Computational Tasks
Networks can be combined with -omics data to achieve a wide range of computational tasks. Below we define some broad categories that describe these computational tasks. These categories are not mutually exclusive, as many computational methods have the capacity to perform multiple tasks or hybrids of them. For example, methods which “upscale networks”, meaning they output a higher-level network from a lower-level PKN, typically do both network inference and explanation extraction, as they select a small subset of the input PKN that can explain the correlations in the data and then will modify it to infer a new, higher-level network. It is also common to use explanation extraction or network inference task as a precursor to phenotype prediction, especially in clinical applications.
Explanation extraction aims to interpret patterns found within an omics profile and contextualize them using prior information about the system. It addresses hypotheses around system changes, such as differential expression or altered interaction strengths, to elucidate the mechanisms involved21. Common examples of explanation extraction tasks include enrichment-analysis and algorithms that produce a relevant subgraph of a larger network. Explanation extraction can also be thought of as emulating the literature search of a molecular biologist to explain the data at hand. As a molecular biologist reads the literature they ask “Is this information fragment compatible with my data? Does it explain it or contradict it? Is this applicable to my experiment’s context?”. The same questions are interrogated by explanation extraction methods, but in a quantitative manner that scales to high throughput data. Explanation extraction tools generate valuable conjectures that can, for example, guide the selection of subsequent perturbing agents, or recognize parallel mechanisms that unify multiple datasets in a novel way12,19.
Network inference tasks produce a network model based on the input -omics data. This can be achieved by integrating prior networks or can be done de novo . Due to the combinatorial complexity of the model space and the inherent stochasticity of biological systems, inference is always an underdetermined problem and coherence of inferred networks and actual biological reality may be low, independent of the performance of the model. Constraining inference to at least partially conform with known biology can help by “anchoring” inferred networks. Another option is to use a large number of biological models in an ensemble learning strategy to reduce bias.
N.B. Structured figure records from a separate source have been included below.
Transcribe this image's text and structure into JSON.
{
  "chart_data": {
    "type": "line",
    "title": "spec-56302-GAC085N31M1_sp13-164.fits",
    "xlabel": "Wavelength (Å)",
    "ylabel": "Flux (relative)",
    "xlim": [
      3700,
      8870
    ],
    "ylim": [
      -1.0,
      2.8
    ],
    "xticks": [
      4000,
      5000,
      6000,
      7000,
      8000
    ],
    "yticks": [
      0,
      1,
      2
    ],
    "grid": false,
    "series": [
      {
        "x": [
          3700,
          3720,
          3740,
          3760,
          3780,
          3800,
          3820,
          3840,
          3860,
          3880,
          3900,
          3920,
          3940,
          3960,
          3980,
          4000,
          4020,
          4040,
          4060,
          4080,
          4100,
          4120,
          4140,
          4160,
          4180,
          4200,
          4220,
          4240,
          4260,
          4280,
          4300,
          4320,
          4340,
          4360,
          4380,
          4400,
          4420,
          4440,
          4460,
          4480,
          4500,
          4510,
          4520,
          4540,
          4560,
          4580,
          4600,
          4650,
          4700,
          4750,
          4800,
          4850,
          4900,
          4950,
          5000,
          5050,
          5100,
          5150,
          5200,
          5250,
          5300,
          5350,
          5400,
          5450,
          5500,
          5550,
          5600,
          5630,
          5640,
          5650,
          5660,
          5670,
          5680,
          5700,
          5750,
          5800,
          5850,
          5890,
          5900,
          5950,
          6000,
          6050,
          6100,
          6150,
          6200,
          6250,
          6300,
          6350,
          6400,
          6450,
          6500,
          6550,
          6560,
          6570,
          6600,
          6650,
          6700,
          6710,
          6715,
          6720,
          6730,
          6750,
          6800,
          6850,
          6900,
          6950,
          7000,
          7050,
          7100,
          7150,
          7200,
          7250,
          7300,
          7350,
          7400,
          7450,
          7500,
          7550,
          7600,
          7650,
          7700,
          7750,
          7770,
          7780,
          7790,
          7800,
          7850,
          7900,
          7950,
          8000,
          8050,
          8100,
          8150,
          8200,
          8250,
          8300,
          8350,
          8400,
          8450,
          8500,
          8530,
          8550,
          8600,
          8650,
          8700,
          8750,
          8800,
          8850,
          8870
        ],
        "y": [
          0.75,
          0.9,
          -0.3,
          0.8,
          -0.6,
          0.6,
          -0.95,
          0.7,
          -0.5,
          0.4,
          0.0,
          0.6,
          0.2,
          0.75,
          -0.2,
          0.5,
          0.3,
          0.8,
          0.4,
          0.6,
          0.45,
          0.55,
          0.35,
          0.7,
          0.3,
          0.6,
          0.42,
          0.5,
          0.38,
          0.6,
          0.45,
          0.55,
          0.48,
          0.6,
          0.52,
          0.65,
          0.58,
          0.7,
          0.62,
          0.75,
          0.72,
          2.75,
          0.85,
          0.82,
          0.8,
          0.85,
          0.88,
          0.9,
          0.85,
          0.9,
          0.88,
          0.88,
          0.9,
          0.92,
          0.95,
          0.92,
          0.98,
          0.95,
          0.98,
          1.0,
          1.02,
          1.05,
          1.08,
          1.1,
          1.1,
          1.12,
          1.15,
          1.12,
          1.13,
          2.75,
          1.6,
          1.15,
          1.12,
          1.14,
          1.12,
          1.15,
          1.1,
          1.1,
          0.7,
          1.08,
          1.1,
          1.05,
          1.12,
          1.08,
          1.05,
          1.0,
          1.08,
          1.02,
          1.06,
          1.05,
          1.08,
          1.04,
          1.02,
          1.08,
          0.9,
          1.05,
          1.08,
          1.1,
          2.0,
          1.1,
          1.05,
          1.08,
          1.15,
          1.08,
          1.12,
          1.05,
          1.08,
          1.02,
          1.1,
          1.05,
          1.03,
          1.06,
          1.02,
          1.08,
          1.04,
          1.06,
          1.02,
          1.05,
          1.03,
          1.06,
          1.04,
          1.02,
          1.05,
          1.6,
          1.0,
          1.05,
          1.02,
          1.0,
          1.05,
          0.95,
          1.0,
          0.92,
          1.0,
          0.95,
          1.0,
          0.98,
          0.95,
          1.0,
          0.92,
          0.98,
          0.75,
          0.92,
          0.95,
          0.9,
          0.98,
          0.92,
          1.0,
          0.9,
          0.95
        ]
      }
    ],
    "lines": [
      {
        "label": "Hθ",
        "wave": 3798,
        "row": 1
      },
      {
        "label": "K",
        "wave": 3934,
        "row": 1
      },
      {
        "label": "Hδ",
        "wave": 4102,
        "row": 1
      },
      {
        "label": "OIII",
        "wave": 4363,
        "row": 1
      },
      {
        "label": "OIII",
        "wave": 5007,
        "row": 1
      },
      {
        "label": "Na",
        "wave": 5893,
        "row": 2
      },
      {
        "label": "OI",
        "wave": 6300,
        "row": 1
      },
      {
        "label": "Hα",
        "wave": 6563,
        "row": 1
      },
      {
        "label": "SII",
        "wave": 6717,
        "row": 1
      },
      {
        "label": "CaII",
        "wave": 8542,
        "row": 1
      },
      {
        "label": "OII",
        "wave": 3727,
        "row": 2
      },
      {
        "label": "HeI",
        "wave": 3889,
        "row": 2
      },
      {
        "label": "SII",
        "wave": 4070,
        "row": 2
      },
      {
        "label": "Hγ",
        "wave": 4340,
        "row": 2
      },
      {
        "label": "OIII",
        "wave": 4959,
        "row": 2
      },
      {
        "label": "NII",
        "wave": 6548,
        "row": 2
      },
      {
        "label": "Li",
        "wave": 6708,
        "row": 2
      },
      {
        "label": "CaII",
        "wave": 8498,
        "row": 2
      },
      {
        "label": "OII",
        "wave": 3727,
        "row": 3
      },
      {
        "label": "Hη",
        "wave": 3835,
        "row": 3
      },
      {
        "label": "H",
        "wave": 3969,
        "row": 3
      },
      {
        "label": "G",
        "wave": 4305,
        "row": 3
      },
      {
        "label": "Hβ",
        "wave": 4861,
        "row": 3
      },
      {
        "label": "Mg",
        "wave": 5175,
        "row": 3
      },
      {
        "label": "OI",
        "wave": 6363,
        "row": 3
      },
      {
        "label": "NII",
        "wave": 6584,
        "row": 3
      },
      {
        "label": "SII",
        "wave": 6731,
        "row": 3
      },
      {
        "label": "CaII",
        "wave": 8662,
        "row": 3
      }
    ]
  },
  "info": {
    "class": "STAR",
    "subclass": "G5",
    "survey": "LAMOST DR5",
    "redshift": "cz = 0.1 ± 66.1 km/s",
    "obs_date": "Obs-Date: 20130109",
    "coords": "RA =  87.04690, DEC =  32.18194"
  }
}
Some network inference approaches construct an entirely new model while others expand on established networks, in either case, the goal is to generate new mechanistic hypotheses. Upscaling algorithms are a common example of network inference. These approaches infer a higher-level representation (e.g. Activity Flow) from a lower-level prior network (e.g. protein-protein interactions) using -omics profiles. Upscaling can also be used to assign weights, direction, sign and rate constants to edges on a graph.
Phenotype prediction aims to predict how an organism or system responds to disease states and perturbations. These methods may be applied at a cellular level to project signaling events and transformations as well as broad phenomena like cell proliferation and survival, but they can also be extended to a network medicine approach, where predictions are made at a patient level to inform diagnosis, prognosis, or treatment response22,23.
Effective phenotype prediction is arguably more difficult than the prior two tasks. Phenotype is a function of the whole system that often contains feedback loops and other non-linear response circuitry. It is also inherently multimodal as at minimum, it requires one omic measurement and one phenotype measurement modality –e.g. IC50, GR50 or disease free survival. Each of these factors can be confounding to phenotype prediction tools.